2. Compute norm using as many work groups as there are compute units.
3. Compare to a reference result

In [None]:
nvidia_oo_queue = pyopencl.CommandQueue(nvidia_context,
                                        properties = pyopencl.command_queue_properties.OUT_OF_ORDER_EXEC_MODE_ENABLE)
intel_oo_queue = pyopencl.CommandQueue(intel_context,
                                       properties = pyopencl.command_queue_properties.OUT_OF_ORDER_EXEC_MODE_ENABLE)

In [None]:
nvidia_oo_norm = compute_norm(nvidia_oo_queue,
                              a,nvidia_a_buffer,
                              b,nvidia_b_buffer,
                              nvidia_c_buffer,
                              nvidia_program,
                              None
                             )

intel_oo_norm = compute_norm(intel_oo_queue,
                             a,intel_a_buffer,
                             b,intel_b_buffer,
                             intel_c_buffer,
                             intel_program,
                             None
                            )

In [None]:
reference_result = numpy.linalg.norm((b+a)*(b*a) + (b-a)*(b/a))

In [None]:
if(numpy.abs(reference_result - nvidia_oo_norm) > 22): raise Exception("nvidia result does not match!")
if(numpy.abs(reference_result - intel_oo_norm) > 22): raise Exception("intel result does not match!")

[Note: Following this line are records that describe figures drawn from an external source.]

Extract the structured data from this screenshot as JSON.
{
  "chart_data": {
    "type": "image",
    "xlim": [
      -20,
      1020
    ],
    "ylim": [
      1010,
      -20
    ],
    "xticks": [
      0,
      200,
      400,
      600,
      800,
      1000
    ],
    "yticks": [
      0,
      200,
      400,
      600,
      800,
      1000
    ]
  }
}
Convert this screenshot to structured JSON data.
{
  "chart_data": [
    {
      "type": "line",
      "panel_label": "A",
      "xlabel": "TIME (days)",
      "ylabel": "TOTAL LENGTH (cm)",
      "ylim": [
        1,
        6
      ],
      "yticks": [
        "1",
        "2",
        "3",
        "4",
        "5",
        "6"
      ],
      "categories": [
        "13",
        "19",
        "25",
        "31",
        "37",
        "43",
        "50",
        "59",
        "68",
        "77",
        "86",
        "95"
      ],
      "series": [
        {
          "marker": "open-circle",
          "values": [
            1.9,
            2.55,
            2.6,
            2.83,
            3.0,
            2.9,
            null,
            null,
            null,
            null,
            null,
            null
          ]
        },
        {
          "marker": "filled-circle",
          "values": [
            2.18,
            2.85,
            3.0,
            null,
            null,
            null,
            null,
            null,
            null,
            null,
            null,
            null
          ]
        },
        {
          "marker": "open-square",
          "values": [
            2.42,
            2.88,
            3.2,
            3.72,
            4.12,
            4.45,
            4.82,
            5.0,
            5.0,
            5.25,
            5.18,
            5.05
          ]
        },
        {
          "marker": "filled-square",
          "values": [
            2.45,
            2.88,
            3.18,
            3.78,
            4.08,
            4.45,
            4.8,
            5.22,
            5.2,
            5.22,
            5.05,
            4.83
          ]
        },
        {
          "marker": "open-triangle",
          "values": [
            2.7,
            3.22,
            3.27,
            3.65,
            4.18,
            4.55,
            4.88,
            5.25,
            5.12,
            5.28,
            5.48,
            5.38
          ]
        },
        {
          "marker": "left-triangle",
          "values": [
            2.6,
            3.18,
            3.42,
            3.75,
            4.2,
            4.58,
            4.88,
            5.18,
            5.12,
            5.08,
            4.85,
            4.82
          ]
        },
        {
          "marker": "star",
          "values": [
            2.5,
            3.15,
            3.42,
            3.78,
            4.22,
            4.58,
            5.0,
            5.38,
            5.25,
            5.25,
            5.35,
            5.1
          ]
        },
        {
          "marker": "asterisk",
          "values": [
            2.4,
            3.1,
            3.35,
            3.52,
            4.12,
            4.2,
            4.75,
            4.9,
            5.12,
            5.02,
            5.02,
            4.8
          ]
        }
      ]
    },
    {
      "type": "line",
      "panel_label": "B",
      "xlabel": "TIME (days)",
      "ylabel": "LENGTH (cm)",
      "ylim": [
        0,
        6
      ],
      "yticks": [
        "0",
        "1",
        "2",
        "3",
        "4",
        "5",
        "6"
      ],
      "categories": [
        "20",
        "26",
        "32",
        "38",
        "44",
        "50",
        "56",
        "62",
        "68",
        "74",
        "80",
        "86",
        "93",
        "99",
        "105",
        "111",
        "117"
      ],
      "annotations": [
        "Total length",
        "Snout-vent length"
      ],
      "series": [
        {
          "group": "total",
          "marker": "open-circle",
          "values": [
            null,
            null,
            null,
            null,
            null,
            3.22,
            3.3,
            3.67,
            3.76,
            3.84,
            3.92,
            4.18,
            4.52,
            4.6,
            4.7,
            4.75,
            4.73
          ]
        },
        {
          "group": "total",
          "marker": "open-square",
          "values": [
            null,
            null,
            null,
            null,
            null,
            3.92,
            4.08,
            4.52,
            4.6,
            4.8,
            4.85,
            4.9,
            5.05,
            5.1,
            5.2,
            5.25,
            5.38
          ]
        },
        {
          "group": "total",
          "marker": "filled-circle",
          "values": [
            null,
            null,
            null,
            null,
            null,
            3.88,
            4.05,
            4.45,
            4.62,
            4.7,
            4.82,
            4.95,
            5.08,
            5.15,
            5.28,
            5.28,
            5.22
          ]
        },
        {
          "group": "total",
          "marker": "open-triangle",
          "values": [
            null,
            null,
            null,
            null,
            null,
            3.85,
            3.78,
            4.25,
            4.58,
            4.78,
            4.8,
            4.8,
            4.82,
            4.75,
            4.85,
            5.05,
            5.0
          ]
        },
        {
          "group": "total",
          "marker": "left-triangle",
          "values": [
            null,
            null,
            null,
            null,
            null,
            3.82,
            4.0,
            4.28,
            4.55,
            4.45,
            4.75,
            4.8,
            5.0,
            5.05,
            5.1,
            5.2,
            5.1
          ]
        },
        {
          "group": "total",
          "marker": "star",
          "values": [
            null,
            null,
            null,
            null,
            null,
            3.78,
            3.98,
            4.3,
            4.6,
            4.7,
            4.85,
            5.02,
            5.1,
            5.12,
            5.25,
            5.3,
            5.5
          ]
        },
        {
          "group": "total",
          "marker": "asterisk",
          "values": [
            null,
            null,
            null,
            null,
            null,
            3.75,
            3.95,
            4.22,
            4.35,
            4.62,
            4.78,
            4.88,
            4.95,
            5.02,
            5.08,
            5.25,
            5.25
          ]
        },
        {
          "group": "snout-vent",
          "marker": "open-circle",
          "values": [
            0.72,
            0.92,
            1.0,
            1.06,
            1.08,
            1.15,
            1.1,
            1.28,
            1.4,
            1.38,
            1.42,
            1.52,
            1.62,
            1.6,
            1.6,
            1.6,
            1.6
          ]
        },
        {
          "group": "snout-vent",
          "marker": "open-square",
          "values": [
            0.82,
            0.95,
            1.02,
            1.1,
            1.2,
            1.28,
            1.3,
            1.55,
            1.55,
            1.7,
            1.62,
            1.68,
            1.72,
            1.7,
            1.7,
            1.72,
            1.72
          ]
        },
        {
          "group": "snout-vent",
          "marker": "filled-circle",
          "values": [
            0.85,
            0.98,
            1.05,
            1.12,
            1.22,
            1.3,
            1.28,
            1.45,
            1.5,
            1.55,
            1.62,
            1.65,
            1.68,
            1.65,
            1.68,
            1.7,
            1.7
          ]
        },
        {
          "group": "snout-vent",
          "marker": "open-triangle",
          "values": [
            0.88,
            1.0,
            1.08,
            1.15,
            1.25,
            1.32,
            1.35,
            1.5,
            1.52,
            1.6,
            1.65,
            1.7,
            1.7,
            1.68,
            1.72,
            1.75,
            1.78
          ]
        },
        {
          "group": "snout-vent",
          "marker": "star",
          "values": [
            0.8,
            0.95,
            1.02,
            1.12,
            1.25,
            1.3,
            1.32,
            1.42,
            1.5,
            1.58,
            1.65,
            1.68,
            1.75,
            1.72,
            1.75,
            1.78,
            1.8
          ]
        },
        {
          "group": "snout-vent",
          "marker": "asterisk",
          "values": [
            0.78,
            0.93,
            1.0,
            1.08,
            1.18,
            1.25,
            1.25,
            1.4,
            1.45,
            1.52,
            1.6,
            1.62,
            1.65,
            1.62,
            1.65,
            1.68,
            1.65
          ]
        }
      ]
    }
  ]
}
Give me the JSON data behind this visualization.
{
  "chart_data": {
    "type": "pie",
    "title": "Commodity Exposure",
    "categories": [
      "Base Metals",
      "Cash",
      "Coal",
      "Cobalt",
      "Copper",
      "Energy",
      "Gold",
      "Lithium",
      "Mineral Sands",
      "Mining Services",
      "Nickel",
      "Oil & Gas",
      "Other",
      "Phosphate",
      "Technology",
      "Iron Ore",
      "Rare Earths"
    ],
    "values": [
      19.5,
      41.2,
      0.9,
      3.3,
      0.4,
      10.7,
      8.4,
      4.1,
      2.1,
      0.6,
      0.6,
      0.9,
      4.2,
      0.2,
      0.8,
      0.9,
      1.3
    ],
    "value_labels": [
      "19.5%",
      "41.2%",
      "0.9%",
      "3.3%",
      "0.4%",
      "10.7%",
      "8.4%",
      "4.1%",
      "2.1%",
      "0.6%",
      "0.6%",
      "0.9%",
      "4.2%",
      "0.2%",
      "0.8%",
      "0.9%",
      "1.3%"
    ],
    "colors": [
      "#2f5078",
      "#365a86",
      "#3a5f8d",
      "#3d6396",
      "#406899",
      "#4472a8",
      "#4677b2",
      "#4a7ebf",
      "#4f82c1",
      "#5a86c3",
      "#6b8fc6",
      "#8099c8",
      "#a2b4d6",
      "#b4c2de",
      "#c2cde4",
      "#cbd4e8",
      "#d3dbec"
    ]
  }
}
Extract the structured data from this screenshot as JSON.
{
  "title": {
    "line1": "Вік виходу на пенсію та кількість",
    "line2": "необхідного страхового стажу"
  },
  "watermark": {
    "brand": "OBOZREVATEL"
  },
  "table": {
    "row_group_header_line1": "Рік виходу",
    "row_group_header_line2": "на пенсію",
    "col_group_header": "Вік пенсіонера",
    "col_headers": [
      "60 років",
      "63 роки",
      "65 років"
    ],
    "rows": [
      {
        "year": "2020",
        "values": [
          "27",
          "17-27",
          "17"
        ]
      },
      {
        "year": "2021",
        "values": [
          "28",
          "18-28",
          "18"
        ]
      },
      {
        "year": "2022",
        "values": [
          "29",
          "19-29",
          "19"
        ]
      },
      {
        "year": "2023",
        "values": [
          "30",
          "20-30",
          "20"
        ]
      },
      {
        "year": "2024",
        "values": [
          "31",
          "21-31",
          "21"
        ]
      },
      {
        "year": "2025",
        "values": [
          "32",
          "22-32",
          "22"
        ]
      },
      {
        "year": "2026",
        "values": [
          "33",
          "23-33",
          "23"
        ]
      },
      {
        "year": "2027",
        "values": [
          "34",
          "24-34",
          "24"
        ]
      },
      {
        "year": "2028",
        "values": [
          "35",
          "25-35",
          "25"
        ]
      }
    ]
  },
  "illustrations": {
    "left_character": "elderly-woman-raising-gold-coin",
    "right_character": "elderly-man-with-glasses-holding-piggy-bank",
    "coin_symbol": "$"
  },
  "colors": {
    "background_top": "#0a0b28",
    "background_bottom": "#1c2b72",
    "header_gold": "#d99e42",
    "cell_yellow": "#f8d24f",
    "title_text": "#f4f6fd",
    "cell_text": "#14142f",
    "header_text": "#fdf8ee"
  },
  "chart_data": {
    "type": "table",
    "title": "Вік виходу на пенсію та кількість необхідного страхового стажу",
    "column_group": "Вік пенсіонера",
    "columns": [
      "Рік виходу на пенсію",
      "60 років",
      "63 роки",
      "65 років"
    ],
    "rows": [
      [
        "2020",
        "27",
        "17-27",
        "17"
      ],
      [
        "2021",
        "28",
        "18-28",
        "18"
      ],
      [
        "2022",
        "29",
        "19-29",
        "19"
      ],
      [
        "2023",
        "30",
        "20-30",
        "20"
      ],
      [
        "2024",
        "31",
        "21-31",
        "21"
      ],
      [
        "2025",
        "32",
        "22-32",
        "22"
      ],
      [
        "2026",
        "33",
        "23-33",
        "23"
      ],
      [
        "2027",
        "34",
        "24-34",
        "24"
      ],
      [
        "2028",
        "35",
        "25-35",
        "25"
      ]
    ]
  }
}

### Performance Comparison
1. Create a function for benchmarking performance of the kernel (without the memory copy)
2. Benchmark between the 64 ($2^6$) and 4096 ($2^{12}$) workgroups
3. Plot the results

In [None]:
import time

In [None]:
def evaluate_program(queue,a,a_buffer,b,b_buffer,c_buffer,
                     program,device,
                     multiple,n=100):
    
    run_time = 0
    for i in range(n):
        #setup for running the kernel
        copyon_events = copyon(queue,a[i],a_buffer,b[i],b_buffer)
        
        cus = device.get_info(pyopencl.device_info.MAX_COMPUTE_UNITS)
        wgs = multiple*cus
        wg_size = (int(a.shape[1]/wgs),)
        
        #run kernel
        start = time.time()
        run_kernel(queue,program,a[i].shape[0],wg_size,a_buffer,b_buffer,c_buffer,copyon_events)
        #compute_norm(queue,a,a_buffer,b,b_buffer,c_buffer,program,multiple*cus)
        stop = time.time()
        
        run_time += stop - start
    
    return run_time/n

In [None]:
min_wgs = 5
max_wgs = 16

print("wg\tGPU\t\tCPU")
nvidia_times = []
intel_times = []
for t in range(min_wgs,max_wgs):
    nvidia_times += [evaluate_program(nvidia_oo_queue,a,nvidia_a_buffer,b,nvidia_b_buffer,nvidia_c_buffer,
                                      nvidia_program,nvidia_device,
                                      2**t)]
    intel_times += [evaluate_program(intel_oo_queue,a,intel_a_buffer,b,intel_b_buffer,intel_c_buffer,
                                     intel_program,intel_device,
                                     2**t)]
    
    print("%d:\t%.6f\t%.6f"%(2**t,nvidia_times[-1],intel_times[-1]))

In [None]:
sequential_time = 0
for i in range(100):
    start = time.time()
    result = (b[i]+a[i])*(b[i]*a[i]) + (b[i]-a[i])*(b[i]/a[i])
    end = time.time()
    
    sequential_time += end-start
    
sequential_time = sequential_time/10
print("seq:\t%.6f"%sequential_time)

In [None]:
import matplotlib.pyplot as plt
%matplotlib inline

In [None]:
plt.plot(2**numpy.arange(min_wgs,max_wgs),intel_times,label="Intel CPU")
plt.plot(2**numpy.arange(min_wgs,max_wgs),nvidia_times,label="NVIDIA GPU")
plt.hlines(sequential_time,color='r',xmin=2**5,xmax=2**15)

plt.xlim(2**min_wgs,2**(max_wgs-1))
plt.xticks(2**numpy.arange(min_wgs,max_wgs))
plt.xscale('log')
plt.yscale('log')
plt.legend(loc='best')
plt.xlabel('Number of Workgroups')
plt.ylabel('Kernel Time (S)')

## Module Challenge
* Perform any BLAS operation, using a mixture of task and data parallelism
* Characterise the change in any of the values

*Hint: Take advantage of multiple indices.*